Thursday 11 August 2011

Terrorism victims can garnish money sprint owes Iran

WSJ -- A federal judge ruled Wednesday that a group of terrorism victims owed hundreds of millions of dollars from Iran can garnish funds that Sprint Nextel Corp. (S) owes to a state-owned Iranian telecommunications company.

The Sprint payments to be seized are small: $613,000. But U.S. District Judge Royce Lamberth in Washington said the ruling was "a step in the right direction" for victims of the 1996 truck bombing of the Khobar Towers in Saudi Arabia, which housed U.S. military personnel. The blast killed 19 American servicemen and wounded many others.

Lamberth said he wanted to believe his ruling "represents renewed hope for long-suffering victims of state-sponsored terrorism." But the bleak reality, he said, was that the Sprint funds were an "infinitesimal sum" dwarfed by the "endless agony and suffering befalling these victims."

Lamberth ruled in 2009 that the victims and their families were entitled to nearly $600 million in damages from Iran. The judge found that senior Iranian officials planned and sponsored the bombing, working with Hezbollah to execute it.

As part of their effort to collect on the judgment, the victims sought to garnish the money Sprint owed to the Telecommunication Infrastructure Company of Iran.

Despite the U.S. economic sanctions against Iran, Sprint has a license that allows it to exchange long-distance traffic with the state-owned company.
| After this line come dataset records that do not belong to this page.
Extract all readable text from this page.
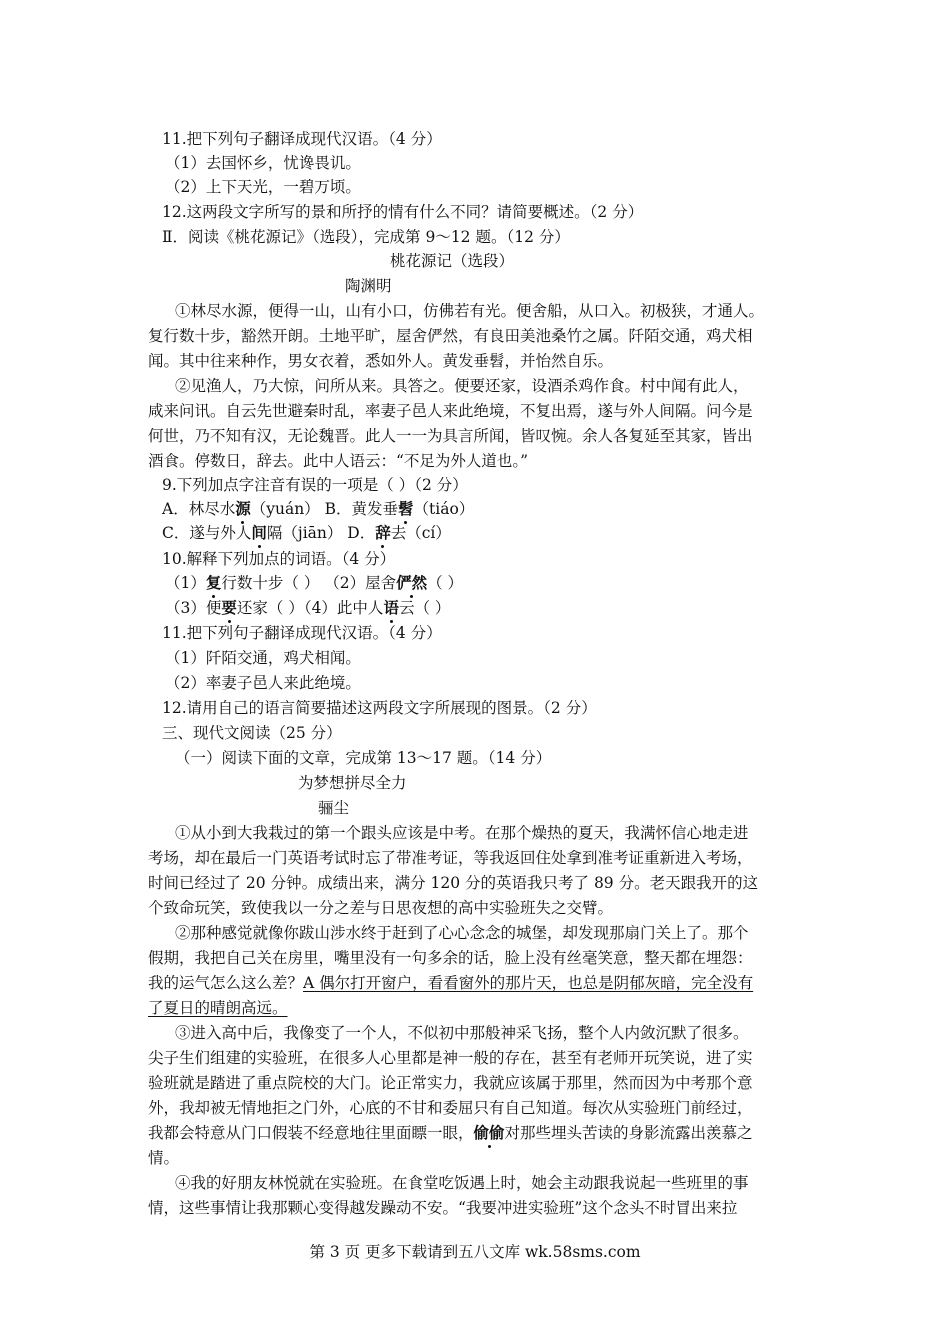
11.把下列句子翻译成现代汉语。（4 分）
（1）去国怀乡，忧谗畏讥。
（2）上下天光，一碧万顷。
12.这两段文字所写的景和所抒的情有什么不同？请简要概述。（2 分）
Ⅱ．阅读《桃花源记》（选段），完成第 9～12 题。（12 分）
桃花源记（选段）
陶渊明
①林尽水源，便得一山，山有小口，仿佛若有光。便舍船，从口入。初极狭，才通人。
复行数十步，豁然开朗。土地平旷，屋舍俨然，有良田美池桑竹之属。阡陌交通，鸡犬相
闻。其中往来种作，男女衣着，悉如外人。黄发垂髫，并怡然自乐。
②见渔人，乃大惊，问所从来。具答之。便要还家，设酒杀鸡作食。村中闻有此人，
咸来问讯。自云先世避秦时乱，率妻子邑人来此绝境，不复出焉，遂与外人间隔。问今是
何世，乃不知有汉，无论魏晋。此人一一为具言所闻，皆叹惋。余人各复延至其家，皆出
酒食。停数日，辞去。此中人语云：“不足为外人道也。”
9.下列加点字注音有误的一项是（ ）（2 分）
A．林尽水源（yuán） B．黄发垂髫（tiáo）
C．遂与外人间隔（jiān） D．辞去（cí）
10.解释下列加点的词语。（4 分）
（1）复行数十步（ ） （2）屋舍俨然（ ）
（3）便要还家（ ）（4）此中人语云（ ）
11.把下列句子翻译成现代汉语。（4 分）
（1）阡陌交通，鸡犬相闻。
（2）率妻子邑人来此绝境。
12.请用自己的语言简要描述这两段文字所展现的图景。（2 分）
三、现代文阅读（25 分）
（一）阅读下面的文章，完成第 13～17 题。（14 分）
为梦想拼尽全力
骊尘
①从小到大我栽过的第一个跟头应该是中考。在那个燥热的夏天，我满怀信心地走进
考场，却在最后一门英语考试时忘了带准考证，等我返回住处拿到准考证重新进入考场，
时间已经过了 20 分钟。成绩出来，满分 120 分的英语我只考了 89 分。老天跟我开的这
个致命玩笑，致使我以一分之差与日思夜想的高中实验班失之交臂。
②那种感觉就像你跋山涉水终于赶到了心心念念的城堡，却发现那扇门关上了。那个
假期，我把自己关在房里，嘴里没有一句多余的话，脸上没有丝毫笑意，整天都在埋怨：
我的运气怎么这么差？A 偶尔打开窗户，看看窗外的那片天，也总是阴郁灰暗，完全没有
了夏日的晴朗高远。
③进入高中后，我像变了一个人，不似初中那般神采飞扬，整个人内敛沉默了很多。
尖子生们组建的实验班，在很多人心里都是神一般的存在，甚至有老师开玩笑说，进了实
验班就是踏进了重点院校的大门。论正常实力，我就应该属于那里，然而因为中考那个意
外，我却被无情地拒之门外，心底的不甘和委屈只有自己知道。每次从实验班门前经过，
我都会特意从门口假装不经意地往里面瞟一眼，偷偷对那些埋头苦读的身影流露出羡慕之
情。
④我的好朋友林悦就在实验班。在食堂吃饭遇上时，她会主动跟我说起一些班里的事
情，这些事情让我那颗心变得越发躁动不安。“我要冲进实验班”这个念头不时冒出来拉
第 3 页 更多下载请到五八文库 wk.58sms.com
It owed the money for calls processed by the Iranian network.

Sprint said in court papers that it had little incentive to litigate the case, but objected to the victims' garnishment because it feared it would have to pay the money twice--once to the victims and then again to the Iranian company, which likely would still demand payment.

Sprint warned that such garnishments would interfere with U.S. foreign-policy judgments that encourage telecommunications traffic between the U.S. and Iran.

Lamberth, however, said that Congress in 2008 announced a "broad new policy to aid terrorist victims," allowing them to seize funds headed for any agency or instrumentality of Iran. "The court will not stand as a roadblock on the path to justice," he said.

The judge last year invited the federal government to express its views on whether terrorism victims can garnish payments by U.S. companies, but he said in Wednesday's ruling that no U.S. officials ever responded.

Lamberth ordered Sprint to turn over the money within three weeks.

Sprint said in a statement that it "is satisfied with the ruling and will comply with it." Lawyers for the plaintiffs did not immediately respond to requests for comment.